Don Armando (gerundio presente del verbo “armare”, nome di fantasia) e Don Clemente (participio presente del verbo “clemere”, verbo e nome di fantasia) hanno fatto il Seminario insieme e sono stati ordinati sacerdoti nel 1976. Ora sono parroci di due paesi situati uno di fronte all’altro ai lati della valle che accompagna il fiume verso la pianura.
Don
Armando, anche fisicamente sotto il lungo abito talare, sembra sempre
sul punto di imbracciare una spada, un fucile, un bazooka:
perennemente in contrasto col mondo combatte “la buona battaglia”
sulle orme di San Paolo.
Le
sue omelie sono famose per la forza con cui denuncia il degrado dei
costumi attuali e la degenerazione degli stili di vita che
allontanano dalle buone abitudini della tradizione.
I
suoi collaboratori gli assomigliano: come tanti fedeli provengono
anche da altre parrocchie spinti dalla ricerca di uno stile più
consono alle loro impostazioni di vita.
Don
Clemente, sull’altro versante, è spesso in abiti borghesi: a volte
non lo si distingue in mezzo ai diversi gruppi che frequentano la
canonica.
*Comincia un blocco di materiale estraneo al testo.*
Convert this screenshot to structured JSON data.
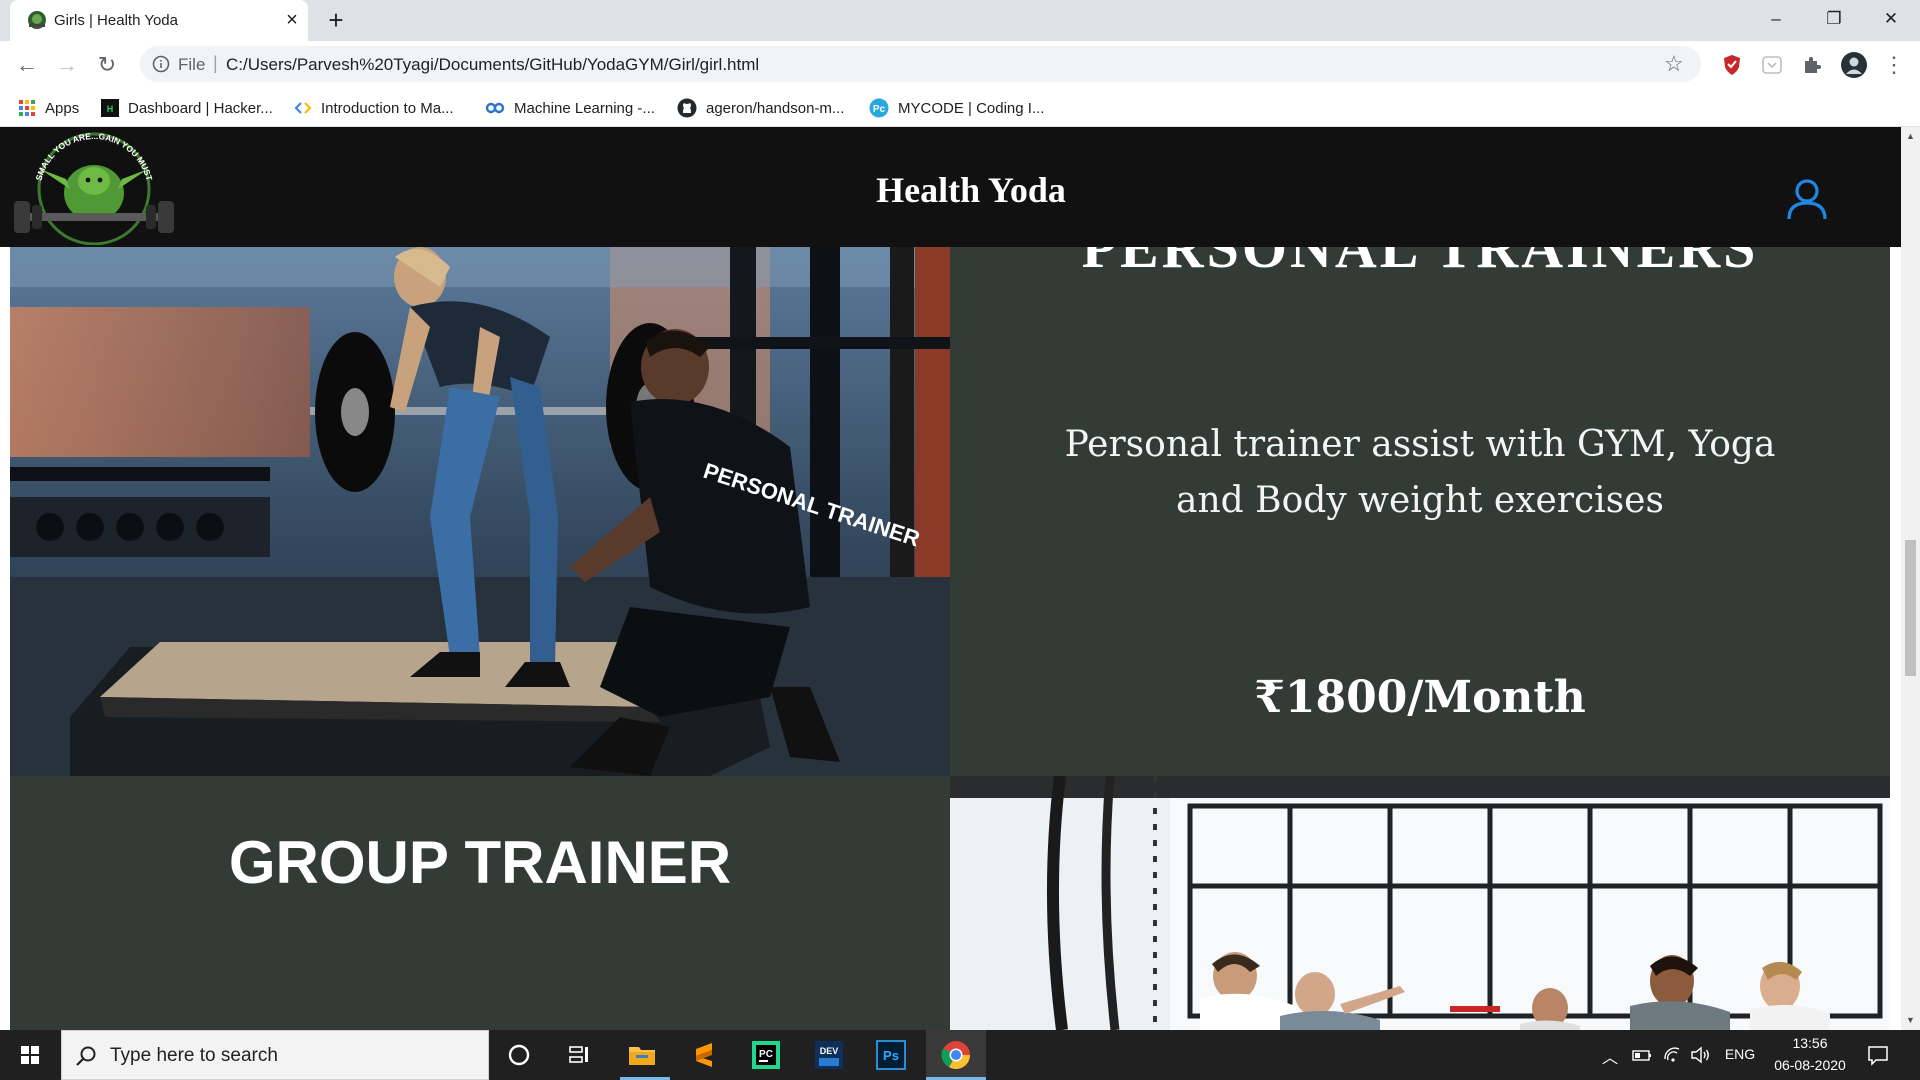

I bene informati dicono di non averlo mai visto arrabbiarsi
(almeno in pubblico), alcuni lo definiscono “un mito” riferendosi
al fatto che “i miti erediteranno la terra”.
Le
sue omelie sono famose per la forza con cui richiama i fedeli a
cogliere semi di speranza in tutte le situazioni della vita attuale
dove i cristiani sono un piccolo gregge.
I
suoi collaboratori gli assomigliano: come tanti fedeli provengono
anche da altre parrocchie spinti dalla ricerca di uno stile più
consono alle loro impostazioni di vita.
Persino le campane delle due parrocchie suonano con timbri diversi, quasi adattandosi allo stile dei titolari: al centro della valle si mescolano creando un’inedita armonia.
Sarà così anche in questa festa di Cristo Re.